Around 1910, the painting was owned by Prince Sadiq Yadigarov, an art collector from Georgia, and then it passed to his son, and after that, it was owned by a collector from Vienna.
Since then, it had been in another Austrian private collection until its recent reappearance.
Set in the interior of a richly tiled, colonnaded – perhaps imagined harem complex in the Topkapi Palace in Istanbul – it depicts two young women preparing coffee.
The setting is fictional, but constructed with exceptional attention to detail.
Coffee, the central motif of Middle Eastern life, becomes a gateway to a broader cultural dialogue.
“I think it’s wonderful to have that as the central motif of the painting. The painting shows a coffee pot with zarfs, which are holders for cups. That is clearly an essentially Turkish – or shall I say, Ottoman – feature of the painting,” notes Piening.
The objects within the painting add layers of cultural symbolism and material wealth: a velvet and metal-threaded tablecloth supporting the coffee pot and zarfs, a Mamluk brass bowl, Chinese porcelain vases, embroidered towels, and a rare decorative pendant made from an ostrich egg – once a symbol of the Ottoman kingdom.
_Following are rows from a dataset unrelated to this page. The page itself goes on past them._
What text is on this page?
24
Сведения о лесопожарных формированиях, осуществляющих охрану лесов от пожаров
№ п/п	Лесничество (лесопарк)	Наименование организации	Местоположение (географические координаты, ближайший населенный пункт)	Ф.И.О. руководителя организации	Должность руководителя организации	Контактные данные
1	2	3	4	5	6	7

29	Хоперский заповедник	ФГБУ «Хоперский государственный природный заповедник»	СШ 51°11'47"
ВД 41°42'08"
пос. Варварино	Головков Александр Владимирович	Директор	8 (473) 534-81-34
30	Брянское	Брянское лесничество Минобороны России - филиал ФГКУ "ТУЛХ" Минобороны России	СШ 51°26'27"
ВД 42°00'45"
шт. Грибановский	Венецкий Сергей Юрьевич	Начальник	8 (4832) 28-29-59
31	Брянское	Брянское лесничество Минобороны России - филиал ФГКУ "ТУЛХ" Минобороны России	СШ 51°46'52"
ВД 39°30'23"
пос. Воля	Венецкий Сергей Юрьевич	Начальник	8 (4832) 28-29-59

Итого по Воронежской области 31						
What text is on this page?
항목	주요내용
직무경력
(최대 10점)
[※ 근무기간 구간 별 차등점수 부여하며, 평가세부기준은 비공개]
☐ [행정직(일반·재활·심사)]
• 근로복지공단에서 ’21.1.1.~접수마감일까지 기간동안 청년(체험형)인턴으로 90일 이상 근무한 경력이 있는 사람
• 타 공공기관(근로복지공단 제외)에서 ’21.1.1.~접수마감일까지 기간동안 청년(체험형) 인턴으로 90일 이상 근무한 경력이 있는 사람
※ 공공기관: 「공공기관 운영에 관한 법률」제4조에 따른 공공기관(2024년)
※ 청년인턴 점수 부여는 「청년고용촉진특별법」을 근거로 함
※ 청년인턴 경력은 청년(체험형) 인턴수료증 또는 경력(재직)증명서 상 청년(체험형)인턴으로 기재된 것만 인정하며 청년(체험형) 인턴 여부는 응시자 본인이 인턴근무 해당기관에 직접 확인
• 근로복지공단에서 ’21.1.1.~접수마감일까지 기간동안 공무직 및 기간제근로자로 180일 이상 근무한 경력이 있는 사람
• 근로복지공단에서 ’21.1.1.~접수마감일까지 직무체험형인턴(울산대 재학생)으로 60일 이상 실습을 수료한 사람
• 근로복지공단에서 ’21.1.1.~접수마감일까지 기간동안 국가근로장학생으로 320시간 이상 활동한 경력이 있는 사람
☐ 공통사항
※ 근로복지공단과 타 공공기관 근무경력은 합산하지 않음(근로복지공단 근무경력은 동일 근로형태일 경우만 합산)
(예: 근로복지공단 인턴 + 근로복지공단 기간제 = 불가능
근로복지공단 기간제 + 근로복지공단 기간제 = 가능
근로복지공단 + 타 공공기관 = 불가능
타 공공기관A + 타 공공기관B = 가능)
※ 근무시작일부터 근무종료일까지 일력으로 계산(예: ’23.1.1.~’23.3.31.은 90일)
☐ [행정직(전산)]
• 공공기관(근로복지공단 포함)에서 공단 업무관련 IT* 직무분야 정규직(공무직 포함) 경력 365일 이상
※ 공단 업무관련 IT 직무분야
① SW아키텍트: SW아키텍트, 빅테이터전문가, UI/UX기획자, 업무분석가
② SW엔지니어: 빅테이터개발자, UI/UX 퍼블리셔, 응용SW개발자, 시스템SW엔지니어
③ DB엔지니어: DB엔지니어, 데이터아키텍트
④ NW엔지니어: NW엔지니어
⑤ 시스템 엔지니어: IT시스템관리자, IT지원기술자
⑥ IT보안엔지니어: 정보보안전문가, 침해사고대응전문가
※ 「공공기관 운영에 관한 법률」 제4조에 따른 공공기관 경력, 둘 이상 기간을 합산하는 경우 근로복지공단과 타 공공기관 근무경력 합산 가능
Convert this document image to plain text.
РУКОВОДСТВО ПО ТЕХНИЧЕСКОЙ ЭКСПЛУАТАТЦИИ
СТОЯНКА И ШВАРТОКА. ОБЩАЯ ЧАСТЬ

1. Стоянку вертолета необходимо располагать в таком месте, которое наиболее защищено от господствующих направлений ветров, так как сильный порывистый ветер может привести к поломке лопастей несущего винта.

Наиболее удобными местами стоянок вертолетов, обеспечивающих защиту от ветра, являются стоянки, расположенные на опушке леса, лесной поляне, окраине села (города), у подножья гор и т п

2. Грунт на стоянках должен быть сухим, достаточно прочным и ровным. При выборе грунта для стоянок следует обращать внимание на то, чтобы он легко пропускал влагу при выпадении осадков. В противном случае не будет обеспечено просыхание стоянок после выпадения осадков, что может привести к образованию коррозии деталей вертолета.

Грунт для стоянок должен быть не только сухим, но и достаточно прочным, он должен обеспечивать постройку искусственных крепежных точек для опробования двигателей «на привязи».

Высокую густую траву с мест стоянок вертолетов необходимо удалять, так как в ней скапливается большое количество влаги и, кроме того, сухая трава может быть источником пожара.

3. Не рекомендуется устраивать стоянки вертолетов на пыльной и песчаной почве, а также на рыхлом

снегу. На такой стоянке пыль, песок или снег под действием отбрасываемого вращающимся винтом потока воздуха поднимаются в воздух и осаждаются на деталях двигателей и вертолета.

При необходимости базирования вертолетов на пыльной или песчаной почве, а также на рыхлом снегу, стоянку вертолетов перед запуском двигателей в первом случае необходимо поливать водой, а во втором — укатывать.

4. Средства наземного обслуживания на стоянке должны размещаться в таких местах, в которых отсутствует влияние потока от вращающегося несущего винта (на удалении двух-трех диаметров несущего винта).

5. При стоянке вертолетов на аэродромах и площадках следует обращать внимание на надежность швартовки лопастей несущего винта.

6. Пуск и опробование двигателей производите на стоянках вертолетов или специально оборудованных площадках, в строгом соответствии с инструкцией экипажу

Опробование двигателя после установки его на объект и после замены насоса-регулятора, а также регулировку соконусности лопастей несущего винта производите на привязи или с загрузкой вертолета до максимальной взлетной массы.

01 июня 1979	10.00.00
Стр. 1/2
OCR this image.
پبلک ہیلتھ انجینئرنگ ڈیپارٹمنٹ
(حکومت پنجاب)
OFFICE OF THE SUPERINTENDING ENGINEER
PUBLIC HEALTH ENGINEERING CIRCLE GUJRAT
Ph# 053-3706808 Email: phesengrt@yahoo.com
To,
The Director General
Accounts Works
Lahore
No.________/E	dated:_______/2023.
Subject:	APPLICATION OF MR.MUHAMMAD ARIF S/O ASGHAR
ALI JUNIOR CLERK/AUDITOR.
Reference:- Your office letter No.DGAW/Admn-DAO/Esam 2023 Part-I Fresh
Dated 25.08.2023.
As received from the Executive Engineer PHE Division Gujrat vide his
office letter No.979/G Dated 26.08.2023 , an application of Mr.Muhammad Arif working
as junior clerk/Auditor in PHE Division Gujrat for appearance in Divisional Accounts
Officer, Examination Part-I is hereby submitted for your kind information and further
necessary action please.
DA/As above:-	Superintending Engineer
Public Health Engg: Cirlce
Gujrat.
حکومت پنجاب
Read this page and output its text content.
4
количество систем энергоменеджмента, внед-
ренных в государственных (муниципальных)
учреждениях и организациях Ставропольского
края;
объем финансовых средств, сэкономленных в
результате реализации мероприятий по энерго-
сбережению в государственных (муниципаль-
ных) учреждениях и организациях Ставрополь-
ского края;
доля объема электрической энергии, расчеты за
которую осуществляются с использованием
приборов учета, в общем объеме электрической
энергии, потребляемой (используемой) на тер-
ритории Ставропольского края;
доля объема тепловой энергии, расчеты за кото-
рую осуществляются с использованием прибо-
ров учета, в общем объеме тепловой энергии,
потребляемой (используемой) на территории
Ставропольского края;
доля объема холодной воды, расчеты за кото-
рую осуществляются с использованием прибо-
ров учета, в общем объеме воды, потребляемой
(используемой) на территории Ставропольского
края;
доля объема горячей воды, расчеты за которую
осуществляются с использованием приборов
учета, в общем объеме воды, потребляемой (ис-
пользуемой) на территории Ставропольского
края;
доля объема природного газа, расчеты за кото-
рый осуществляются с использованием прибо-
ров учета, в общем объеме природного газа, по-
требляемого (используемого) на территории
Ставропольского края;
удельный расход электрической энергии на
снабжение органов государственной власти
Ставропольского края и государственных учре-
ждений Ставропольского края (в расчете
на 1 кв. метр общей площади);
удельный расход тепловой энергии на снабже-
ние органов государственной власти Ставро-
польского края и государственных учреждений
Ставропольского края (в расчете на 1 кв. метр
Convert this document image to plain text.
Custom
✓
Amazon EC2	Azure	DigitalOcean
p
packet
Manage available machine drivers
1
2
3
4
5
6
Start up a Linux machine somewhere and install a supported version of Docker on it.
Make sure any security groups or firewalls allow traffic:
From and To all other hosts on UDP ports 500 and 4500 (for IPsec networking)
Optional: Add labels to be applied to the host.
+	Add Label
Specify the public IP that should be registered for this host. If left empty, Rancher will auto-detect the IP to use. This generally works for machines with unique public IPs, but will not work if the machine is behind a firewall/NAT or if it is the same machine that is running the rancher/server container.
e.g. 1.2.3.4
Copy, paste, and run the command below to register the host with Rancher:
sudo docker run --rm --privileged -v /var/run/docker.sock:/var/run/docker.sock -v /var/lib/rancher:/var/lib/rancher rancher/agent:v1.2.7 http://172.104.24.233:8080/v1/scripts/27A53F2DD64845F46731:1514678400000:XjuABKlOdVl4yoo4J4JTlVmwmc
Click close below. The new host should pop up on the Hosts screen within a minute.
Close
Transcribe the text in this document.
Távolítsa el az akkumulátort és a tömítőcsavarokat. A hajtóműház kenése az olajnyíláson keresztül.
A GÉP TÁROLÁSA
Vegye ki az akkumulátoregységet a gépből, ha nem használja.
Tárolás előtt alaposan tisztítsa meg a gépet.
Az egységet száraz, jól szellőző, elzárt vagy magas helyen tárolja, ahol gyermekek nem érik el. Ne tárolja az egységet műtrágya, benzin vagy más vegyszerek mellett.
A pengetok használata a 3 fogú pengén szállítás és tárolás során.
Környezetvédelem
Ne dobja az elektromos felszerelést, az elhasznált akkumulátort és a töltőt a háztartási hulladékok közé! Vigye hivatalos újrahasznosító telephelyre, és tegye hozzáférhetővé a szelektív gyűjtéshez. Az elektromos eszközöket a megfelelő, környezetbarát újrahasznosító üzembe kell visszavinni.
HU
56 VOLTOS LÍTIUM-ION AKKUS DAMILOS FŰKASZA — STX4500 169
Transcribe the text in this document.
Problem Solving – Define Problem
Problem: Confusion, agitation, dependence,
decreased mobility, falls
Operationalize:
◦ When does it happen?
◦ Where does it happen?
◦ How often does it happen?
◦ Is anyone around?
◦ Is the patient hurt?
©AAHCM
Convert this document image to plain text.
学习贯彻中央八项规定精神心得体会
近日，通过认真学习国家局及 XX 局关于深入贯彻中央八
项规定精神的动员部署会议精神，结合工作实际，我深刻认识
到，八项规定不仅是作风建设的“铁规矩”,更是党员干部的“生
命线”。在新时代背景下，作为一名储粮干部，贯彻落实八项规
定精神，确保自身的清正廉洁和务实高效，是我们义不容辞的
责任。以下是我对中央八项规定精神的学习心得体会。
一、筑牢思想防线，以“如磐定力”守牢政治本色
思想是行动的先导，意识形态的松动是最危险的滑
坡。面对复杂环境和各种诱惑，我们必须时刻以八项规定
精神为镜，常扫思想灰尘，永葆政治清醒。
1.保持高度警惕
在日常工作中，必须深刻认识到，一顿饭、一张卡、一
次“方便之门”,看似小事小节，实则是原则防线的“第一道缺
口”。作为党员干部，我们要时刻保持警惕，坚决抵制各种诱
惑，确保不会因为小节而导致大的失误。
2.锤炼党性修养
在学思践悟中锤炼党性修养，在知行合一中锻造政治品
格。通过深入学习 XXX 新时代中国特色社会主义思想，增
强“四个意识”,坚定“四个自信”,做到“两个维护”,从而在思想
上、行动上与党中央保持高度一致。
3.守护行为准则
For Hamdi Bey, the painting marks a peak in a short but intense period of artistic productivity, says Piening.
Born into an elite Ottoman family, Hamdi Bey was sent to Paris in the early 1860s to study law but instead found his calling in painting and archaeology.
Adopting Western artistic techniques to depict Eastern themes, Hamdi Bey not only responded to the growing market for Orientalist art in the 19th century but also used his deep understanding of Muslim culture to create nuanced, respectful depictions of Ottoman life.
“What you will also notice about the painting is that it is painted in what we would call the French academic style… But on the one hand, the painting is clearly on a Turkish theme and is presented through the eyes of a Turkish painter, which I think is a beautiful idea, but in a style that is not native to Turkey,” explained Piening.
Upon returning to Istanbul, Hamdi Bey performed diplomatic duties and led numerous archaeological expeditions.
In 1882, he founded the Istanbul Academy of Fine Arts, becoming its first director and forming a new generation of Turkish artists.
The work of Hamdi Bey is represented in museums around the world – in the United States (U.S.), the Middle East, Abu Dhabi, and Malaysia, AA writes.